Het bestuur van ATO-scholenkring is gehuisvest in een rijksmonument op het landgoed Coudewater in Rosmalen. “We mogen tegen een laag tarief gebruik maken van dit gebouw”, vertelt CvB-voorzitter Hans Tijssen bij binnenkomst. “Het geld moet naar de kinderen, niet naar de besturen”, zegt hij resoluut.
Aan de muur van zijn kantoor hangen de vier speerpunten van de scholenkring. Talentontwikkeling door uitdagend onderwijs staat op nummer één. Leerlingen ontwikkelen talenten niet alleen binnen de muren van de school aan de hand van standaard lesmethodes. Juist door te kijken naar het aanbod van educatieve partners in de stad, bied je leerlingen meer kansen.

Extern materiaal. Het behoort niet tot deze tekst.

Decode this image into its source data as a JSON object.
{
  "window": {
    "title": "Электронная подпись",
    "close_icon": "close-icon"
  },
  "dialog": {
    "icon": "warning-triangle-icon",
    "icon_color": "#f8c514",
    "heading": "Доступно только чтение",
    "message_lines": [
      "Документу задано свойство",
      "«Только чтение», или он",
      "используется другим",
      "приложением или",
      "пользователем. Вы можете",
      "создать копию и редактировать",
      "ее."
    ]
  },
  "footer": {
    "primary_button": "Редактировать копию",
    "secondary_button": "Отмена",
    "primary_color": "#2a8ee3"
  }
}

“Onze stad kent allerlei educatieve partners met een geweldig aanbod”, zegt Tijssen. Het betreft organisaties op het gebied van natuur-, cultuur- en gezondheidseducatie, of techniek en sport. Dat zijn in ’s-Hertogenbosch bijvoorbeeld cultureel centrum de Muzerije, Bureau Babel (dat onderwijs en kunst bij elkaar brengt), musea, de bibliotheek en de GGD. “Toch vinden scholen het lastig om dit aanbod in te zetten. Het stapelt zich bovenop het gewone lesprogramma. Om verschillende redenen houden scholen de deur dicht. Terwijl het juist mooi is als leerlingen in aanraking komen met de wereld buiten de school.”

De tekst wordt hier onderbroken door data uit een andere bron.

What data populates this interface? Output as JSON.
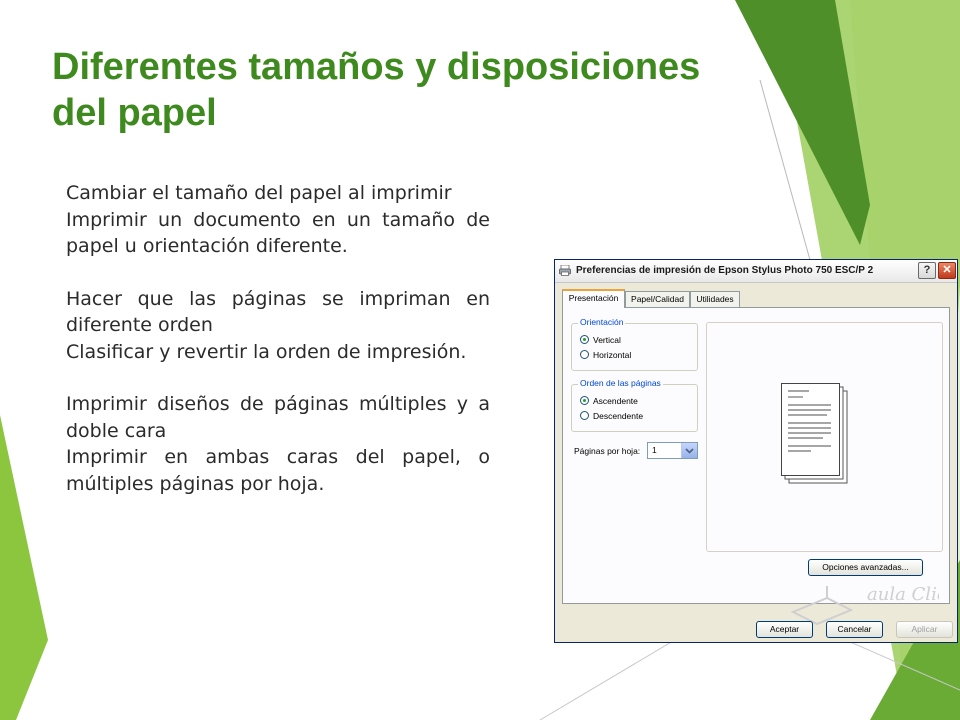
{
  "slide": {
    "title_line1": "Diferentes tamaños y disposiciones",
    "title_line2": "del papel",
    "paragraphs": [
      "Cambiar el tamaño del papel al imprimir",
      "Imprimir un documento en un tamaño de papel u orientación diferente.",
      "Hacer que las páginas se impriman en diferente orden",
      "Clasificar y revertir la orden de impresión.",
      "Imprimir diseños de páginas múltiples y a doble cara",
      "Imprimir en ambas caras del papel, o múltiples páginas por hoja."
    ]
  },
  "dialog": {
    "title": "Preferencias de impresión de Epson Stylus Photo 750 ESC/P 2",
    "help_glyph": "?",
    "close_glyph": "✕",
    "tabs": [
      "Presentación",
      "Papel/Calidad",
      "Utilidades"
    ],
    "orientation": {
      "legend": "Orientación",
      "options": [
        "Vertical",
        "Horizontal"
      ],
      "selected": "Vertical"
    },
    "page_order": {
      "legend": "Orden de las páginas",
      "options": [
        "Ascendente",
        "Descendente"
      ],
      "selected": "Ascendente"
    },
    "pages_per_sheet": {
      "label": "Páginas por hoja:",
      "value": "1"
    },
    "buttons": {
      "advanced": "Opciones avanzadas...",
      "accept": "Aceptar",
      "cancel": "Cancelar",
      "apply": "Aplicar"
    },
    "watermark_text": "aula Clic"
  },
  "colors": {
    "title_green": "#3f8a1f",
    "accent_lime": "#8cc63f",
    "accent_dark_green": "#4e8f2a"
  }
}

Schooldirecteur Richard de Wilde van Kindcentrum Caleidoscoop in ‘s-Hertogenbosch herkent dit. Zijn school werkt veel aan de hand van de vaste lesmethode, maar wil graag de buitenwereld de school binnen halen. “Een van onze kernwaarden is actief burgerschap. Juist door aan de slag te gaan met het aanbod in de stad stimuleren we dat bij onze leerlingen. Bovendien verlevendigt dat de lessen. Maar het ontbrak ons aan tijd en inzicht om te bepalen binnen welk leergebied het aanbod valt en of de kwaliteit goed is.”
Ook Hanneke Hens, schooldirecteur van Kindcentrum De Groote Wielen in Rosmalen, ziet de meerwaarde van het aanbod van de lokale partners, maar miste de aansluiting tussen het aanbod en het curriculum. “We werken ontwikkelingsgericht en thematisch. Vaak kwam het aanbod niet op het juiste moment. En andersom: wanneer we een vraag hadden, was er geen geschikt aanbod.”

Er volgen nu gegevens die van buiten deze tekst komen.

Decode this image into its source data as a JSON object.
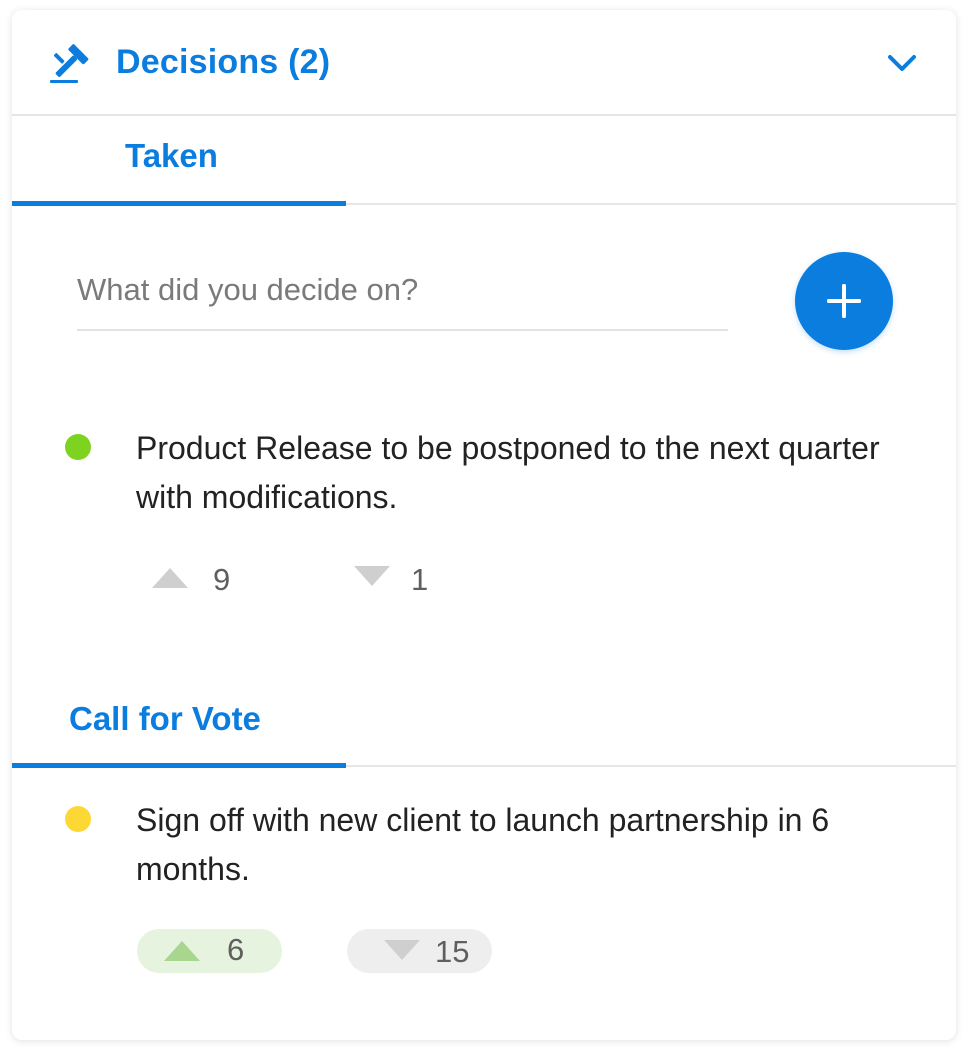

Niet alleen de scholen en educatieve partners in de stad willen meer aansluiting. Ook de gemeente wil graag dat de partijen elkaar beter vinden. Wanneer scholen de deur open zetten, kan het aanbod uit de stad helpen om het maximale uit ieder kind te halen. Het probleem is duidelijk, maar hoe pak je dat aan als schoolbestuur?
CvB-voorzitter Tijssen: “Het helpt om voort te bouwen op bestaande successen. We hadden een plan, geïnspireerd op het bekende project Bibliotheek op School. Ieder kindcentrum in ‘s-Hertogenbosch kent de resultaten van die samenwerking. Ook daar halen we de buitenwereld, in dat geval de bibliotheek, de school in. We willen nu hetzelfde, maar we praten over excursies en lesmateriaal in plaats van over boeken.”
Onderdeel van dat plan is een model met zes bouwstenen, dat externe projectleider Jan Plooij eerder bij Bibliotheek op School heeft uitgewerkt. De kennis en ervaring van toen, zijn nu opnieuw slim ingezet. “We hebben dat model opnieuw aangegrepen en passend gemaakt”, zegt Plooij. “Wanneer alle partijen snappen waar de bouwstenen in het model voor staan, de onderlinge relatie begrijpen én zich binden aan alle bouwstenen, dan is de kans op succes het grootst.”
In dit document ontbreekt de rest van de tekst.